De tweelingbroers Doug en Ernie Tod. foto: familie Todd
Geallieerde vliegers vlogen in de oorlogsjaren vanaf ruim 100 vliegvelden in Engeland, met bommenwerpers en gevechtsvliegtuigen, onder meer naar nazi-Duitsland. Daarnaast waren er ook missies om geheimagenten naar bezette landen in Europa te vliegen.
Op 23 juni 1943 werd het toestel van de broers boven Nederland uit de lucht geschoten door een Duits gevechtsvliegtuig. De bommenwerper stortte brandend neer ten oosten van het dorp Oosterland. Er kwamen nog radiosignalen binnen op de RAF basis: ‘we are going down, we are going down’ en daarna werd het stil. Alle zeven bemanningsleden kwamen in het IJsselmeer terecht en verdronken.

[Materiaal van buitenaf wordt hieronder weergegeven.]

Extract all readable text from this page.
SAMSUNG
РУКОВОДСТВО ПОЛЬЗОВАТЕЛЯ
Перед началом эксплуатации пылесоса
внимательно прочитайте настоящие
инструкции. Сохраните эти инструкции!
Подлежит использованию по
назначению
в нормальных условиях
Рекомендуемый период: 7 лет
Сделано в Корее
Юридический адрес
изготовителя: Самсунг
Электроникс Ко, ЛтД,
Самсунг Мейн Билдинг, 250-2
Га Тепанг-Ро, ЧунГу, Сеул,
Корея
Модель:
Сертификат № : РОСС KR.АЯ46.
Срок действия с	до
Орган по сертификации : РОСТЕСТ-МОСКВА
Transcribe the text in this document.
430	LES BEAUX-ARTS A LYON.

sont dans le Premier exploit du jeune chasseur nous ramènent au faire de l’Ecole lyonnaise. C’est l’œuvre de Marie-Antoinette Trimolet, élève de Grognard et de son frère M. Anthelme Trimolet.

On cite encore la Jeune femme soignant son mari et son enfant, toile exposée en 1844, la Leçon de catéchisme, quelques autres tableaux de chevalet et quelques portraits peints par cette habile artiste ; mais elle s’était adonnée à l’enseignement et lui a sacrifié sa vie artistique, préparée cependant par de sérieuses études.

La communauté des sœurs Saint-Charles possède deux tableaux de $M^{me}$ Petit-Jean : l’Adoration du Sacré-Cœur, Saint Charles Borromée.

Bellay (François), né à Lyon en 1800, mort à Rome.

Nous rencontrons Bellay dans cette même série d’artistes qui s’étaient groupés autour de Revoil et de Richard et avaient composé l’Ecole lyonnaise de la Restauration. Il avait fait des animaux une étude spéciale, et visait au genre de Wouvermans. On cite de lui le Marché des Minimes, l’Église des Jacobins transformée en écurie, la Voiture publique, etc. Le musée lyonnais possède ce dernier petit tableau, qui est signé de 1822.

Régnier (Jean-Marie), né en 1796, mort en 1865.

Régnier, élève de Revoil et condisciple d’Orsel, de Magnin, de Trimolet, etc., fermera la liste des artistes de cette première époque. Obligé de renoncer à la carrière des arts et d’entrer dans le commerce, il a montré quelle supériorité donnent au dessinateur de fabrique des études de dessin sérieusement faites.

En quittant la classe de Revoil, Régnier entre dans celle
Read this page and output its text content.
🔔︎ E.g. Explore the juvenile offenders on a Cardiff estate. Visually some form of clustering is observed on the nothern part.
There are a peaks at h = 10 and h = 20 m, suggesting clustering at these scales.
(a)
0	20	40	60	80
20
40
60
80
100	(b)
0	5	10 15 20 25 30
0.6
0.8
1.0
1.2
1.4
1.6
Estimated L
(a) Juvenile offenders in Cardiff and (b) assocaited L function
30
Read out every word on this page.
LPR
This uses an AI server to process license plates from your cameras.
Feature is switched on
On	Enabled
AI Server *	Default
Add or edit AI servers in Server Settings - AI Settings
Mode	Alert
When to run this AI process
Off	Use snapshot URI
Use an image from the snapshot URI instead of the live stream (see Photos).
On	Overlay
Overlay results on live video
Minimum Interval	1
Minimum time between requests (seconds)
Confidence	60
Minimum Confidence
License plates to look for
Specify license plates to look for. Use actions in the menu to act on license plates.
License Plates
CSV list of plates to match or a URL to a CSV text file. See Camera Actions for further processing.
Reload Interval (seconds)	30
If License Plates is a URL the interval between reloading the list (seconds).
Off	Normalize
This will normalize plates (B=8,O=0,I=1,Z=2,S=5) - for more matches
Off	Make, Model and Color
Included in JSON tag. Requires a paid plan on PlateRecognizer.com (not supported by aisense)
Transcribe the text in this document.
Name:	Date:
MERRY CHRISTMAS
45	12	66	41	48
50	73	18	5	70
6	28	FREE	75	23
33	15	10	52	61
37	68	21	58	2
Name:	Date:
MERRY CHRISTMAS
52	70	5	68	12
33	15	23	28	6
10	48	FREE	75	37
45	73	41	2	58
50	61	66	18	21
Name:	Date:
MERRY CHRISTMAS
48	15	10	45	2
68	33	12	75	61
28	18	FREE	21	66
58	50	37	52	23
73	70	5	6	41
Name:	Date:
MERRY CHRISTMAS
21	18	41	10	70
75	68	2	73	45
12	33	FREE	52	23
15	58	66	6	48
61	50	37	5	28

Het lichaam van Doug spoelde aan in Andijk en werd daar begraven in juli 1943. Ernie spoelde aan in Medemblik en werd daar begraven, ook in juli 1943.
Hun oudere broer John landde bijna een jaar later op D-day (6 juni 1944) op Juno Beach in Normandië. Hij bezocht in mei 1945 in Noord-Holland de graven van zijn broers en zorgde ervoor dat ze hun laatste rustplaats kregen naast elkaar in Medemblik.
(Bronnen: uitgeverij Peter Sasburg, St. Vital Historical Society)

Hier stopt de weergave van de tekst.